In order to open up communication there needs to be – communication. The code systems must merge to a certain point. Somebody must want to overcome the confidence gap, and to believe it can be overcome. Traditionally, starting communication has taken place in rites, such as sitting down around a fire, or eating or drinking something together. Neighbours may borrow a cup of sugar to start the process.

If a misunderstanding takes place at this early stage, normally communication is interrupted. Group members explain this with ideas of the other party’s faults, on both sides. But sometimes people do go on spending time with the “others”, just like the actor Kevin Costner’s role figure in the film Dances with Wolves. In the course of a lot of time, close and multi-sensory communication will have taught people so much about each other that they seldom misunderstand the “others” – in fact, they have become “us”.

Ethnorelativism or cultural relativism

Of course it is easier to just communicate with those who are very much like us. “Birds of a feather flock together.” If we talk to somebody and hear that person react just like we would to a film or book or political situation it is easy to think of her as a friend. Probably we have an unsatisfied need for confirmation of our worldview.

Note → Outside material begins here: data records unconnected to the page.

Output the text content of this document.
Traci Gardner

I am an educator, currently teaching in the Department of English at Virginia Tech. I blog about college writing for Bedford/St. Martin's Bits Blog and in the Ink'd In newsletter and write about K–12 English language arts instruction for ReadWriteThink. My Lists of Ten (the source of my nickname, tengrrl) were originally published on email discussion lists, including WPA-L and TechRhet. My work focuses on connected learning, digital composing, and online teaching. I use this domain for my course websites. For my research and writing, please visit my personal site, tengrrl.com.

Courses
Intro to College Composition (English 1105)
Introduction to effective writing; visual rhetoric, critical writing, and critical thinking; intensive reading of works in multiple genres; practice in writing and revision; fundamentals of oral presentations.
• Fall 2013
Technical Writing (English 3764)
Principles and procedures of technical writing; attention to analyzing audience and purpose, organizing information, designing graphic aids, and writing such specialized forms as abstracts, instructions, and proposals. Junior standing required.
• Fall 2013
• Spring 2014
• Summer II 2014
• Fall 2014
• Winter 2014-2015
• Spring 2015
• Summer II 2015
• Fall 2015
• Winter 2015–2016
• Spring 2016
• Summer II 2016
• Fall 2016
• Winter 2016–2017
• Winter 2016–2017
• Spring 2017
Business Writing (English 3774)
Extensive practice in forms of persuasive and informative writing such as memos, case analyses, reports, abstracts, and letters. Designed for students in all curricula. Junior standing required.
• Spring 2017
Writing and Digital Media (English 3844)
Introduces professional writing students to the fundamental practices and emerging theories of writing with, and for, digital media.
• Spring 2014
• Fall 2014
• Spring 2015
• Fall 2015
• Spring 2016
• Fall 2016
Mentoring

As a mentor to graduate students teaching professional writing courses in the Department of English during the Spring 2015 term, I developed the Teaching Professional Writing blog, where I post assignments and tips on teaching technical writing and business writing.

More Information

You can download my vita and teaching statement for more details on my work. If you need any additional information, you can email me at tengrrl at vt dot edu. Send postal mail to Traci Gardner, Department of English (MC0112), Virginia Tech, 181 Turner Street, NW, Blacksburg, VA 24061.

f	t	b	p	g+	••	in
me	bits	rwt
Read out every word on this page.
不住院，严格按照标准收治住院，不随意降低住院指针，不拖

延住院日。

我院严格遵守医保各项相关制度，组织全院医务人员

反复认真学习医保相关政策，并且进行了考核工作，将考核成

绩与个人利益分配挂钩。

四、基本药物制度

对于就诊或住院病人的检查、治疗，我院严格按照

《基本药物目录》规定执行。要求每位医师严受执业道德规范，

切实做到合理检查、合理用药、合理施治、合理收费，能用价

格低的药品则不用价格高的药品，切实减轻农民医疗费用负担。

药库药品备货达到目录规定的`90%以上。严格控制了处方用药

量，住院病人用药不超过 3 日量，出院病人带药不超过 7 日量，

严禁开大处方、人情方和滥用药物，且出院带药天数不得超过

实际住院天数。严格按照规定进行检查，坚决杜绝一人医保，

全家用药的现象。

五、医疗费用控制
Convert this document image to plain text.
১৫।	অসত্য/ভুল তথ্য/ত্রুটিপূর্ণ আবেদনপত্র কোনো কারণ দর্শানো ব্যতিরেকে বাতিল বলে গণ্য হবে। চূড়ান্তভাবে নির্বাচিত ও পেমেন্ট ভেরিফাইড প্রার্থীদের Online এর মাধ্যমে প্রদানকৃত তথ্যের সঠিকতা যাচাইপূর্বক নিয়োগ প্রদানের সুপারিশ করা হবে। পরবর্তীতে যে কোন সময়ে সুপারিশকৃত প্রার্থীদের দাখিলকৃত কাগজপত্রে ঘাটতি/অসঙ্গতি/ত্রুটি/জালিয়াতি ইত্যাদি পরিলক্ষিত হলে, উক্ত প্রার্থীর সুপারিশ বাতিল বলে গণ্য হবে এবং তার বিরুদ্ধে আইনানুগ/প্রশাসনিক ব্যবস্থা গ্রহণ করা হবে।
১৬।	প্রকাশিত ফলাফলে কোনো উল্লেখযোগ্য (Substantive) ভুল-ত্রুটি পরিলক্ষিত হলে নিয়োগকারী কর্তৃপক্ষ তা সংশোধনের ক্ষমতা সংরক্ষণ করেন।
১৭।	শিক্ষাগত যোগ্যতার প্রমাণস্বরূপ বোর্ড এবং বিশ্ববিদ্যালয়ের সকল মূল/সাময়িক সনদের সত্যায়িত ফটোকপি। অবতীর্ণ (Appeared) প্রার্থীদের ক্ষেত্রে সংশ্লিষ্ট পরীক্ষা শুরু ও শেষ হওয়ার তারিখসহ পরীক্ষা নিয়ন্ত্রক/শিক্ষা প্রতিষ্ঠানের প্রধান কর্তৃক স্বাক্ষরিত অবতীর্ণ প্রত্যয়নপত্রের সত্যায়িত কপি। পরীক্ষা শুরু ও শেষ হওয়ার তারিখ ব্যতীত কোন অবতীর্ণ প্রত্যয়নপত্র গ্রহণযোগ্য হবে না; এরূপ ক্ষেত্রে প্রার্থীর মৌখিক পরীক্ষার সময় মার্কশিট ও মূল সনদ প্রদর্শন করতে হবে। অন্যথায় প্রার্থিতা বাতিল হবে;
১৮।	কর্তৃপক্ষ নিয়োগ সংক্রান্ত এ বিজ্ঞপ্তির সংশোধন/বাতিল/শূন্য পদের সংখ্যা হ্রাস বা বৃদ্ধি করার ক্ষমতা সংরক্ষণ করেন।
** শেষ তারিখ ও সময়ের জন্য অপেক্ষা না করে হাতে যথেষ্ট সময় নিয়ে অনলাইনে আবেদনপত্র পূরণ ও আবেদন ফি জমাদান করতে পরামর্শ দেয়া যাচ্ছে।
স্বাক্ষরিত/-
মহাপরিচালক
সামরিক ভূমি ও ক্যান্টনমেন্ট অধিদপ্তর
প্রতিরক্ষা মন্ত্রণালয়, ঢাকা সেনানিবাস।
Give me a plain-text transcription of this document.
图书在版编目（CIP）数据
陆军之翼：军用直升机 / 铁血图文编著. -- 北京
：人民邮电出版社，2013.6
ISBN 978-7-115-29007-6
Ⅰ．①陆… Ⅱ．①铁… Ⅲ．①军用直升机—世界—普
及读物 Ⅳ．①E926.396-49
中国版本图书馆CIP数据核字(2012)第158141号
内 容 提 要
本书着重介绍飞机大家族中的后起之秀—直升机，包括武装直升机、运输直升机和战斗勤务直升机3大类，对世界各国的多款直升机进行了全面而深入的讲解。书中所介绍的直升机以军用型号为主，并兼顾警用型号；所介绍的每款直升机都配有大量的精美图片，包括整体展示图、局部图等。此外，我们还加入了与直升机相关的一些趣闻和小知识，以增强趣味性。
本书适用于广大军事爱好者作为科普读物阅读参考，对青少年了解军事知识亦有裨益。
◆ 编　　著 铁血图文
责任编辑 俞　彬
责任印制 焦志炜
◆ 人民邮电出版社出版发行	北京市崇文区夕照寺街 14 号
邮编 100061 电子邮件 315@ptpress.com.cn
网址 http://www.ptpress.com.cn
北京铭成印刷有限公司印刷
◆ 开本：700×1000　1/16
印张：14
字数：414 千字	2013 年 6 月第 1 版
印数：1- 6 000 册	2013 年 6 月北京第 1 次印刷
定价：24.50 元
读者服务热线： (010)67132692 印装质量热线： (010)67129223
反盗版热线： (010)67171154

As we encounter and spend time with people from many different backgrounds and parts of the world with an open mind, we change as persons. This is the same as to say that our worldview changes. New categories are formed and old ones are split up into thousands. Nothing we once believed in holds true forever and we often go through crises in our value systems.

Does this mean that everything is OK just because there are people who think so somewhere in this world? That question has better not be answered – not by outsiders. Take the mothers-in-law in India who have burnt their daughters-in-law. There is a special prison department for them in Delhi. One should surely condemn the behaviour, but we will never be in a situation where we can condemn them. Now, this is easy to write or say, but hard to live by.

We are in a perfectly good position to judge activities inside our own culture, but we have to remember that activities performed by people in other cultures actually do make sense to them. There simply is no objective ethical standard. I myself find that hard to live with.